L'économie chinoise et son formidable potentiel vont-ils sauver le monde de l'implosion financière et de la récession? En Asie et ailleurs, le débat fait rage.
Les optimistes les plus intraitables jurent que si Pékin dopait la demande intérieure, enrichissait ses 1,3 milliard de consommateurs en puissance et relançait les importations, le PIB mondial pourrait traverser la tourmente actuelle sans trop plonger. Danny Quah, professeur à la London Schools of Economics, en est convaincu. Dans le Star online de Kuala Lumpur, il rappelle l'année 2001, une récession pendant laquelle l'Asie du Sud-Est et la Chine avaient connu une croissance plus rapide que les Etats-Unis, respectivement de 78 % et de 34 %. Pour lui, cette "assurance récession" fonctionnera cette fois encore.
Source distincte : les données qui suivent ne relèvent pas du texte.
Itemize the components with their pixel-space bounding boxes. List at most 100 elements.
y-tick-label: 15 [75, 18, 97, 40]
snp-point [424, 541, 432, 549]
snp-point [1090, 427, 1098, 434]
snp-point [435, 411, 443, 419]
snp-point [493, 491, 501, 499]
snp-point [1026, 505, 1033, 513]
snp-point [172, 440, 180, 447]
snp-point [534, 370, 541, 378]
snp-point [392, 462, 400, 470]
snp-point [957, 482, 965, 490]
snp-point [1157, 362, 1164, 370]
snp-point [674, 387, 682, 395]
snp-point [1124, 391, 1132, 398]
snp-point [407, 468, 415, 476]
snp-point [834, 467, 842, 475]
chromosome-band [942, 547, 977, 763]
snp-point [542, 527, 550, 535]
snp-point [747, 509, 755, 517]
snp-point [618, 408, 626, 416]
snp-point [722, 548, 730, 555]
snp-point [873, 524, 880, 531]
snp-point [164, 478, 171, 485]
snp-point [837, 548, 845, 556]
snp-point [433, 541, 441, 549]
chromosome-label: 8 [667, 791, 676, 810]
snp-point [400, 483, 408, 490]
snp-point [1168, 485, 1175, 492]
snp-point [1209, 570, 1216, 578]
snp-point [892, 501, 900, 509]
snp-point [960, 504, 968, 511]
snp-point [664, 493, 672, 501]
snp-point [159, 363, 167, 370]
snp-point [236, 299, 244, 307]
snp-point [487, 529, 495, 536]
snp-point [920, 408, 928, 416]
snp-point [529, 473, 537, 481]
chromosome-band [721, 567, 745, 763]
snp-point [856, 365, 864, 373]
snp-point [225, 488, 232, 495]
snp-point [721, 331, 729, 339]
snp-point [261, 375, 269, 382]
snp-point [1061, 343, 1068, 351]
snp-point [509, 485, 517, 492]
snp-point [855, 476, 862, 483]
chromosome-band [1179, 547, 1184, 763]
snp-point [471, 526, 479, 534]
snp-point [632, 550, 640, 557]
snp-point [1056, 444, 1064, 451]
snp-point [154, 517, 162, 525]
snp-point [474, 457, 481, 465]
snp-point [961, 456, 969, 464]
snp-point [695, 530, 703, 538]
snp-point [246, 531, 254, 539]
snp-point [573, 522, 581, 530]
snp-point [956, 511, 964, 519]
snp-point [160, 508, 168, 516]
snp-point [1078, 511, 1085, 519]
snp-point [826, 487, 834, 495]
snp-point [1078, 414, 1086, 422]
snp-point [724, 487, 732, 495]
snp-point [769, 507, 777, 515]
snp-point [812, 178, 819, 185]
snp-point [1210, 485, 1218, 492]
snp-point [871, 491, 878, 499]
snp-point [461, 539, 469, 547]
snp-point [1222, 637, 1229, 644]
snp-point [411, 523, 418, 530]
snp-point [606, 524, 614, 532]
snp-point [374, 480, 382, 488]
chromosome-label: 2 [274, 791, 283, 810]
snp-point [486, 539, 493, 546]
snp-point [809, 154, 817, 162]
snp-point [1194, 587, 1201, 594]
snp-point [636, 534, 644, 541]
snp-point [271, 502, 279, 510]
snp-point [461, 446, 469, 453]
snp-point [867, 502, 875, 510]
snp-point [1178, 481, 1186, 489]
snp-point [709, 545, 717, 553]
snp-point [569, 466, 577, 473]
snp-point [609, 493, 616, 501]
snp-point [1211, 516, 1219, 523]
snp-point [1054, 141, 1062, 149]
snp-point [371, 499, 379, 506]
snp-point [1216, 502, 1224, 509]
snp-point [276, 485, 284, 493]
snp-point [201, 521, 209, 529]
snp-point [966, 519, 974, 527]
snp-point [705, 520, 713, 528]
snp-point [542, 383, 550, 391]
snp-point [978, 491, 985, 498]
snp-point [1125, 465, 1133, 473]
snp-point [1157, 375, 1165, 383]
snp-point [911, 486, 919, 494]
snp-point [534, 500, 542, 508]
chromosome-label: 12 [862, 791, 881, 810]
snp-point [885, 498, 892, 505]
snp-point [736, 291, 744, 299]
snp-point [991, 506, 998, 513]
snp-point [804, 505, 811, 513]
Le problème, c'est que la Chine, de plus en plus ouverte, est de plus en plus exposée aux tourments du monde. A ceux qui en doutaient encore, le Premier ministre chinois Wen Jiabao l'a dit sans détours cette semaine au forum de Davos: la crise a un "gros impact " sur son pays. Cet aveu ne va pas empêcher une question de refaire surface: Les dernières statistiques en provenance de Pékin ont douché les enthousiasmes. Pour la première fois en dix ans, la croissance est passée sous la barre des 10%. Elle a été coupée en deux entre 2007 et 2008. Sous le triple effet de d'une demande mondiale en reflux, d'un dégonflement de la bulle immobilière chinoise et de la résorption des surcapacités industrielles. Or à 7% de croissance en ce début 2009, la Chine est proche de ce qui serait pour elle objectivement une récession, c'est à dire une incapacité flagrante à accueillir les 24 millions de nouveaux venus qui arrivent sur le marché du travail chaque année. En conséquence, la Chine achètera moins de produits étrangers, aggravant la crise en Europe et aux Etats-Unis.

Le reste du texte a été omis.